2.2 Préparation du serveur

Pour commencer, affichez les fichiers et dossiers cachés (pleins de façons de faire ça, par exemple via les paramètres d'OnyX). Ensuite, rendez-vous dans /etc/ et créez-y un nouveau dossier nommé "openvpn" (sans guillemet) s'il n'existe déjà. Copiez-y le dossier nommé "easy-rsa" qui se trouve dans le dossier que vous avez téléchargé auparavant. Pour tout ceci, /etc/ étant un dossier système, vous aurez besoin d'un mot de passe administrateur.

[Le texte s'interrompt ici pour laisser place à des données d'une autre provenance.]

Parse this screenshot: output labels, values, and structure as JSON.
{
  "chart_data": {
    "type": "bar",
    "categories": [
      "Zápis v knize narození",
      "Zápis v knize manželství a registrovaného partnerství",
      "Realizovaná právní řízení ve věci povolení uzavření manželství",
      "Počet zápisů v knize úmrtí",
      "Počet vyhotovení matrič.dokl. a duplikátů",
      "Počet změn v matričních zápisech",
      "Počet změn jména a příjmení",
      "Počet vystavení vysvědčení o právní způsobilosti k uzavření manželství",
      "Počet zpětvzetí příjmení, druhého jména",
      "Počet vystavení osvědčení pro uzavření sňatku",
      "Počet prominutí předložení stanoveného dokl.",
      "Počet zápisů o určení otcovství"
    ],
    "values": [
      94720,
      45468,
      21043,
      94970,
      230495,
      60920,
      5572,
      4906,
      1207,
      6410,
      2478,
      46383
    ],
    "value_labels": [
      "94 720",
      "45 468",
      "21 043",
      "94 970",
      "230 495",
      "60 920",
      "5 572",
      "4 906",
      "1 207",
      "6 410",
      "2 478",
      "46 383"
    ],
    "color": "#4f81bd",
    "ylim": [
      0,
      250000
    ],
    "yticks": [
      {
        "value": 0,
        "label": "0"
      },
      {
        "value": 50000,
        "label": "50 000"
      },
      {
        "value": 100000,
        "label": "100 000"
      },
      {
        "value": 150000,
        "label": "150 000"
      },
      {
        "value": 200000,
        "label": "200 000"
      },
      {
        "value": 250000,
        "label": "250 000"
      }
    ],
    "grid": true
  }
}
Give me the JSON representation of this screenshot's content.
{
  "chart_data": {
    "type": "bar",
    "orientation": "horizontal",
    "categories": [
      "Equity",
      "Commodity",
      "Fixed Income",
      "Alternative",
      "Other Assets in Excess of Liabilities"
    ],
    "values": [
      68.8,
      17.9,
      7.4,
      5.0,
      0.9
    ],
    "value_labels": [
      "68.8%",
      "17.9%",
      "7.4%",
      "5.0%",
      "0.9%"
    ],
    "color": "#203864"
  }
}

Bon, maintenant, dans ce dossier /etc/openvpn/easy-rsa/, il y a normalement plusieurs dossiers, genre "1.0", "2.0", "Windows", etc. Choisissez le nombre le plus élevé (par exemple "2.0") et entrez dans le dossier. Vous allez alors pouvoir configurer votre générateur de certificats.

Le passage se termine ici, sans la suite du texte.